As James Finley says, “The greatest teacher of God’s presence in our life is our life.” For some reason, it is easier to attend church services than quite simply to reverence the real—the “practice of the presence of God,” as some of our saints have called it. Making this commitment doesn’t demand a lot of dogmatic wrangling or managerial support, just vigilance, desire, and willingness to begin again and again. Living and accepting our reality will not feel very spiritual. It will feel like we are on the edges rather than dealing with the essence. Thus most run toward more esoteric and dramatic postures instead of bearing the mystery of God’s suffering and God’s joy inside themselves. But the edges of our lives—fully experienced suffered, and enjoyed—lead us back to the center and the essence, which is Love.
We do not find our own center; it finds us. Our own mind will not be able to figure it out. We collapse back into the Truth only when we are spiritually naked and free—which is probably not very often. We do not think ourselves into new ways of living. We live ourselves into new ways of thinking. In other words, our journeys around and through our realities, or “circumferences,” lead us to the core reality, where we meet both our truest self and our truest God. We do not really know what it means to be human unless we know God. And, in turn, we do not really know God except through our own broken and rejoicing humanity.

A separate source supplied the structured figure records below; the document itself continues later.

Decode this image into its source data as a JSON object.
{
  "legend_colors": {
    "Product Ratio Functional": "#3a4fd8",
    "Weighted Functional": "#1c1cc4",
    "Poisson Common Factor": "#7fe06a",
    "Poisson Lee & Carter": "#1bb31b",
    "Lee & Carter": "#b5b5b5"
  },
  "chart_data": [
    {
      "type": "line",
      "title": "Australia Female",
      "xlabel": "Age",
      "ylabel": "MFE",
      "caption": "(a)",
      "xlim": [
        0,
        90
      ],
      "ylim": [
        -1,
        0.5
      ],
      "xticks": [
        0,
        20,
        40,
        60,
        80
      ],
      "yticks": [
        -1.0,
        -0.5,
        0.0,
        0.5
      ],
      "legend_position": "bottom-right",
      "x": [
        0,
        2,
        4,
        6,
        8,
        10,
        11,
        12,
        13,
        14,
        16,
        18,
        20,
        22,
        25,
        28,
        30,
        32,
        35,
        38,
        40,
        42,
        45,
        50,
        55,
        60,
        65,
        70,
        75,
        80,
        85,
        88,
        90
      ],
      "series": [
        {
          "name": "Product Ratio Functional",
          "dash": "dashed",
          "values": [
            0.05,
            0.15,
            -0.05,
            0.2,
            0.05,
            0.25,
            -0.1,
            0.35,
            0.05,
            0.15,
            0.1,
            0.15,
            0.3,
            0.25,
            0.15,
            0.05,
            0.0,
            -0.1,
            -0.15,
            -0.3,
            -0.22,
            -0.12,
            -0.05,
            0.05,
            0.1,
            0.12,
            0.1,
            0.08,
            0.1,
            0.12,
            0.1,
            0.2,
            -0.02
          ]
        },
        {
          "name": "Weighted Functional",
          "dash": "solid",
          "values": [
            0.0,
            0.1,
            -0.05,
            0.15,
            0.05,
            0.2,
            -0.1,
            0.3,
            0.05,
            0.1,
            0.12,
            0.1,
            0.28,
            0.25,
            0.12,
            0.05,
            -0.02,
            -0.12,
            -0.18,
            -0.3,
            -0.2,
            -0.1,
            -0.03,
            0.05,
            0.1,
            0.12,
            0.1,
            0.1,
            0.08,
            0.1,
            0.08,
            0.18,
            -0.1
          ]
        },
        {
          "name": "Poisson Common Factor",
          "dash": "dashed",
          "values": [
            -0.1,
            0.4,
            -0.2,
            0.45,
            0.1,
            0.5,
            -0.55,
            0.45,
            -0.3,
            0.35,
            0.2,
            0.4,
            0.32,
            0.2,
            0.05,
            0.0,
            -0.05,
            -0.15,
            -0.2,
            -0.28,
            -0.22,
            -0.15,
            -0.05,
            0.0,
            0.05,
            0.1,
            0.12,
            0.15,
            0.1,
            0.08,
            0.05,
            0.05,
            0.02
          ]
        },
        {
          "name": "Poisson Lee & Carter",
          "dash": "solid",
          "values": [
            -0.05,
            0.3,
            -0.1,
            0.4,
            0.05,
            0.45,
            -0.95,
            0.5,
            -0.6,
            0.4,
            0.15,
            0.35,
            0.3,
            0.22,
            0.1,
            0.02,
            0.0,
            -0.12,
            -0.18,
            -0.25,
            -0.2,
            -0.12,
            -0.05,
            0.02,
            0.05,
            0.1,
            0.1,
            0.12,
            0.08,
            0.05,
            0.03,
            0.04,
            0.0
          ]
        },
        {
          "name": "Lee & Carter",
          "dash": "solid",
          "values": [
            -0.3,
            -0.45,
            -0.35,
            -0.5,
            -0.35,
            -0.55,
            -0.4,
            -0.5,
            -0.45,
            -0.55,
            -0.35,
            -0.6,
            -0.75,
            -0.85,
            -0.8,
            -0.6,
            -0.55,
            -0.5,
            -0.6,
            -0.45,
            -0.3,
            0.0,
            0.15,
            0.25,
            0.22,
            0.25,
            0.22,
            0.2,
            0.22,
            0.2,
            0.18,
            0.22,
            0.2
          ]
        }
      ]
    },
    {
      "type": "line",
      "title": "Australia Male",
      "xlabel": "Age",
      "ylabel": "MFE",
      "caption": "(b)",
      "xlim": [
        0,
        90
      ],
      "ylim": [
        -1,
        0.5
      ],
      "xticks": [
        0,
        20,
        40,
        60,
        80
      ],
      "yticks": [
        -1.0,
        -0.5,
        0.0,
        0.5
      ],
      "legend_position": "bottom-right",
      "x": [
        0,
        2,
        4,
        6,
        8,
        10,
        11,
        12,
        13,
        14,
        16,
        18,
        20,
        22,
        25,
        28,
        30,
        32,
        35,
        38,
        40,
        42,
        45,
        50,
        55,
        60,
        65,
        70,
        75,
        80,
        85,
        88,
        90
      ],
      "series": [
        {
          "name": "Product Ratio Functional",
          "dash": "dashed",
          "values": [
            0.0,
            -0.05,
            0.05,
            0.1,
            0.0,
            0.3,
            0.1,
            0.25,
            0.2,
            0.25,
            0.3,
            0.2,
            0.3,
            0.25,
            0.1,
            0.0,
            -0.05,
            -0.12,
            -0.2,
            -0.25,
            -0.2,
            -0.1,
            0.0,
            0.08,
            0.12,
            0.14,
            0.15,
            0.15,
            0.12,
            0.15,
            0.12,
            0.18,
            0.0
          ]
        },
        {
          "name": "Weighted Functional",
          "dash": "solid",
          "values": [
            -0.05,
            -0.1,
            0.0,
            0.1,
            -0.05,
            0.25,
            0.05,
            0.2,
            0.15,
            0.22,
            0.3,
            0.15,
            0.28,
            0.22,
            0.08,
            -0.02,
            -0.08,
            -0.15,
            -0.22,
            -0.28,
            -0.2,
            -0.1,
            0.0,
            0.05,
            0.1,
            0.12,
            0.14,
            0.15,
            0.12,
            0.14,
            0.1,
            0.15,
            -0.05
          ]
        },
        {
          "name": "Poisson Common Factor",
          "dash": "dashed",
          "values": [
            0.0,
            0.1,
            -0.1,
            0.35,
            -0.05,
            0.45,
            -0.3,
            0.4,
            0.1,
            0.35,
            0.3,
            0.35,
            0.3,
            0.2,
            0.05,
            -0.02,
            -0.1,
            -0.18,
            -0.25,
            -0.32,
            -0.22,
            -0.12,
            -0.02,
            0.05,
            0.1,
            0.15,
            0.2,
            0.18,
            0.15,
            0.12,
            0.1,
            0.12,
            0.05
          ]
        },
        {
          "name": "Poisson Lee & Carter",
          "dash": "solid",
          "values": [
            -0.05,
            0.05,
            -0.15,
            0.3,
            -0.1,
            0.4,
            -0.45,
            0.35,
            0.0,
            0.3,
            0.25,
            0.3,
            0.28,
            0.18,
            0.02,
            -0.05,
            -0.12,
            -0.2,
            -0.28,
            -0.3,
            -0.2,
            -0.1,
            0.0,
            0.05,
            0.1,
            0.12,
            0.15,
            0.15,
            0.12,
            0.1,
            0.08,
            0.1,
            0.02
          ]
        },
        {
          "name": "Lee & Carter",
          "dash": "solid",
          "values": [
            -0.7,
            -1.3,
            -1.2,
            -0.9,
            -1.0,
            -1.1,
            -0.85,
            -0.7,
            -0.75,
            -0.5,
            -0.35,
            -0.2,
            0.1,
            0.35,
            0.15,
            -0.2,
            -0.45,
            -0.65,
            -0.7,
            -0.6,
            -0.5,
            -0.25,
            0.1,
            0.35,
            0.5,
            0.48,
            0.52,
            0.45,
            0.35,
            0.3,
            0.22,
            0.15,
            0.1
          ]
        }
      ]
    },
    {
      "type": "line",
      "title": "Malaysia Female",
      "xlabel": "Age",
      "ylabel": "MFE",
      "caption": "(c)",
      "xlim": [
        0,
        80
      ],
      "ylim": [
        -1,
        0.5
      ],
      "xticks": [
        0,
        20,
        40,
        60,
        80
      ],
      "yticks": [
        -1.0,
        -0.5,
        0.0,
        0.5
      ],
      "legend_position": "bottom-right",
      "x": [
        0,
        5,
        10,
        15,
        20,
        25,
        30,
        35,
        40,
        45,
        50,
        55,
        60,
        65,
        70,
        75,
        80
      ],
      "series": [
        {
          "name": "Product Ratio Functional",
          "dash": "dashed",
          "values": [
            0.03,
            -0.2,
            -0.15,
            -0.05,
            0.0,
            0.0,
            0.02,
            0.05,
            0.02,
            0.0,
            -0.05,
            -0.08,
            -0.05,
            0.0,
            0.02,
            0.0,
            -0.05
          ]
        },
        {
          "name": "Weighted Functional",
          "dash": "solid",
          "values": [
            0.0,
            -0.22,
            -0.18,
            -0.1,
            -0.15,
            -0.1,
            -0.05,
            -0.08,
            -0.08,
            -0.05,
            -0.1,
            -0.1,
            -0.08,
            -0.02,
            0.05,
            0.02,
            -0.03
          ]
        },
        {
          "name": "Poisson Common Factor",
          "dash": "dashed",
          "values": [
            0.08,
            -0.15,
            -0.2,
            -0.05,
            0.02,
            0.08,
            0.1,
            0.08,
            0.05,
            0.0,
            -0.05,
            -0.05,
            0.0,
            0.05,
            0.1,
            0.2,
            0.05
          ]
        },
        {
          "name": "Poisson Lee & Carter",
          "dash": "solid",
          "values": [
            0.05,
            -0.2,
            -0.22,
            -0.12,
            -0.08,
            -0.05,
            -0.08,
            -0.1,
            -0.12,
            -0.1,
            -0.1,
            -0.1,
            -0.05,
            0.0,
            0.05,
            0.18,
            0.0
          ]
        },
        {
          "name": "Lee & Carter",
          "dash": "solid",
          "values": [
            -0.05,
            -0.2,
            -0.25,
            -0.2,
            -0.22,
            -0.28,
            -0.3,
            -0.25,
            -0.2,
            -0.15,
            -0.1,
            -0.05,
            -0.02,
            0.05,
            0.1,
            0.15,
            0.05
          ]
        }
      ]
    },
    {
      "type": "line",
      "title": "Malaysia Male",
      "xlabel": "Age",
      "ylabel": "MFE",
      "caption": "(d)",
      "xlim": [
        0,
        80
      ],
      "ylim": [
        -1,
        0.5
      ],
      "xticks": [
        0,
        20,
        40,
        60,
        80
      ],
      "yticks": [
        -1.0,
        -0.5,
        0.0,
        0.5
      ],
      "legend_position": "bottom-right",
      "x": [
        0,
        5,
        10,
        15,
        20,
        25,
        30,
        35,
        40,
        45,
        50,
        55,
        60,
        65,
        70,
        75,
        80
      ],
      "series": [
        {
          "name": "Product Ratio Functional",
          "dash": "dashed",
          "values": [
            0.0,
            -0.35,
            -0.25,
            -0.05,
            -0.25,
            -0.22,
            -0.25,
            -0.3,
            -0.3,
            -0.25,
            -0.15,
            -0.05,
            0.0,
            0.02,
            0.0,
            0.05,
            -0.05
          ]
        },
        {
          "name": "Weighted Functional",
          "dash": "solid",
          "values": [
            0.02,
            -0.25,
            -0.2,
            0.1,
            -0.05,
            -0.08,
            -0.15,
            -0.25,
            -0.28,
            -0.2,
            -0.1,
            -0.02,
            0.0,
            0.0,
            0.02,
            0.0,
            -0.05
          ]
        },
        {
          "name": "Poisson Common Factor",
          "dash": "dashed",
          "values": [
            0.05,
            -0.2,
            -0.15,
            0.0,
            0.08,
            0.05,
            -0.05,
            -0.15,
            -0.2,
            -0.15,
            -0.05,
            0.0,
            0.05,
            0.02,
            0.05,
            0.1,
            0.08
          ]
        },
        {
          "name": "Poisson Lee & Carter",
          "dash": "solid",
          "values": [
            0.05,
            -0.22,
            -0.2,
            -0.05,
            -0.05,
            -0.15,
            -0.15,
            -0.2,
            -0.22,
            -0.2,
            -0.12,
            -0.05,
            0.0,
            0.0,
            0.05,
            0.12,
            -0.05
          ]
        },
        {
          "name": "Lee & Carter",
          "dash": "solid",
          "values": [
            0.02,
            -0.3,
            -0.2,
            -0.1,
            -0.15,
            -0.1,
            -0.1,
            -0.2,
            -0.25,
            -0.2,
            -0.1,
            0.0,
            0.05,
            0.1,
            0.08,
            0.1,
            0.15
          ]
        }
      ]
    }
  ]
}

In Jesus, God tells us that God is not different from humanity. Thus Jesus’ most common and almost exclusive self-name is “The Human One” or “A Son of Humanity.” He uses the term seventy-nine times in the four Gospels. Jesus’ reality, his cross, is to say a free “yes” to what his humanity daily asks of him. It seems that we Christians have been worshiping Jesus’ journey instead of doing his journey. The worshiping feels very religious; the latter just feels human and ordinary. We are not human beings on a journey toward Spirit, we are already spiritual beings on a journey toward becoming fully human, which for some reason seems harder precisely because it is so ordinary.
Gateway to Silence:
God’s life is living itself in me.
Reference:
Adapted from Richard Rohr, Everything Belongs: The Gift of Contemplative Prayer (The Crossroad Publishing Company: 2003), 17-20.